Vor wenigen Minuten habe ich die letzten Zeilen meines zweiten Krimis geschrieben und das Manuskript damit vervollständigt. Nachdem ich Anfangs der Woche noch (hoffentlich) alle logischen Fehler und kleinen Unebenheiten der Krimihandlung glatt gebügelt hatte, habe ich in den letzten drei Tagen den abschließenden Epilog des Romans geschrieben. Mit knapp dreitausend Wörtern ist dieser etwas ausführlicher geworden, als eigentlich geplant gewesen war. Aber ich musste mehrere Handlungsstränge zu einem runden Ende führen und versuchen, alle noch offenen Fragen zu beantworten. Und das braucht nun einmal ein wenig Zeit und Raum. Ich habe jedenfalls nicht den Eindruck, dass die letzten Seiten des Buches überfrachtet oder zu lang geraten sind.
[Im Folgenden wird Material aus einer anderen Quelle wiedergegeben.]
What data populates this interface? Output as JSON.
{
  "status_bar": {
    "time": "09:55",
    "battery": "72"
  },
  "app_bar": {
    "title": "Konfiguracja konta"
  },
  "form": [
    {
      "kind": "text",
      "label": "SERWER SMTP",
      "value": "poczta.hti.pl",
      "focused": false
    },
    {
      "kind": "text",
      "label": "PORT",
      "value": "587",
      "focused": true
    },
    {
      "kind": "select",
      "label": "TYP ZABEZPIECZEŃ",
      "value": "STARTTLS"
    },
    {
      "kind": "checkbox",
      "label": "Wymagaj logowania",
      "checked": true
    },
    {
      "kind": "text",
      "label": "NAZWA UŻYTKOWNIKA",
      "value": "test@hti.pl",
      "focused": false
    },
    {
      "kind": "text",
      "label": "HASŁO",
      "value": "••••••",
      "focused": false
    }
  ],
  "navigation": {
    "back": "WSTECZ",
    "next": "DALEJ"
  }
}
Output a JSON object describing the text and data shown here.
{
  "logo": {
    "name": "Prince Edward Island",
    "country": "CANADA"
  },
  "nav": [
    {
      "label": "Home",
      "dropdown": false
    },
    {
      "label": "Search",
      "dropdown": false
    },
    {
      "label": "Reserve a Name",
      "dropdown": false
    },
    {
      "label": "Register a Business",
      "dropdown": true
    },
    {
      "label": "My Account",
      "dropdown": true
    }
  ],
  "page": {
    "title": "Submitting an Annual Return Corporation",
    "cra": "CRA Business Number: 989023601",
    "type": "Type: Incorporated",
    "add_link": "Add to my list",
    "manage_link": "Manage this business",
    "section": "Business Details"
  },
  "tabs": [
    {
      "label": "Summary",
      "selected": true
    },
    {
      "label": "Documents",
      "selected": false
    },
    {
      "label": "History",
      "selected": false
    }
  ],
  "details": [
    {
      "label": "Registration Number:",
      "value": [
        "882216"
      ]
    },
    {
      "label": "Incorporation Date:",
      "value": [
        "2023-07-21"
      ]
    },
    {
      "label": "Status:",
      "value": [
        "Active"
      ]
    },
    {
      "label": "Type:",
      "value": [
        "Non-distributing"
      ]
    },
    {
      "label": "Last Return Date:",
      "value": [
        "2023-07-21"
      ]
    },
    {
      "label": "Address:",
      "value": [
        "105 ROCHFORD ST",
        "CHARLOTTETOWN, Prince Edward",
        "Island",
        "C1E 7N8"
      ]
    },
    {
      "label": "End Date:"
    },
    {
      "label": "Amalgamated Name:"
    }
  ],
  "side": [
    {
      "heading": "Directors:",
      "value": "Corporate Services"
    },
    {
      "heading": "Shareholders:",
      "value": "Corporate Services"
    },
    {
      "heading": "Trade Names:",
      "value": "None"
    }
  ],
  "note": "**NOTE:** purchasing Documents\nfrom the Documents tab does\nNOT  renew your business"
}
Aber das muss letztendlich natürlich jeder Leser selbst entschieden.

Am vergangenen Montag habe ich mein persönliches Referenzexemplar von „Die Spur des Jägers“ erhalten. Wahrscheinlich ist das Glücksgefühl noch ein wenig intensiver, wenn man ein gedrucktes Buch vom Verlag zugeschickt bekommt, aber auch das Öffnen der ePub Datei fühlte sich ganz großartig an. Wenn „Die Spur des Jägers“ am 6.11. veröffentlicht wird, werden beinahe dreieinhalb Jahre vergangen sein, seitdem ich die ersten Sätze geschrieben habe. Wow.

Für den zweiten Band werde ich wesentlich weniger Zeit aufwenden müssen. Das liegt zu einem Großteil daran, dass mein Figurenpersonal und die Örtlichkeiten, in denen die Fortsetzung spielt, bereits feststehen. Ich bewege mich also auf vertrautem Gelände und das hat es mir erlaubt, das Buch innerhalb von fünf Monaten zu schreiben und zu überarbeiten, ohne dabei jedoch schlampig oder fahrig zu werden. Mit dem Ergebnis bin ich jedenfalls sehr zufrieden. Ich werde das Buch jetzt noch einmal unter sprachlichen Gesichtspunkten durcharbeiten und dann kann ich es in zwei Wochen guten Gewissens an den Verlag schicken.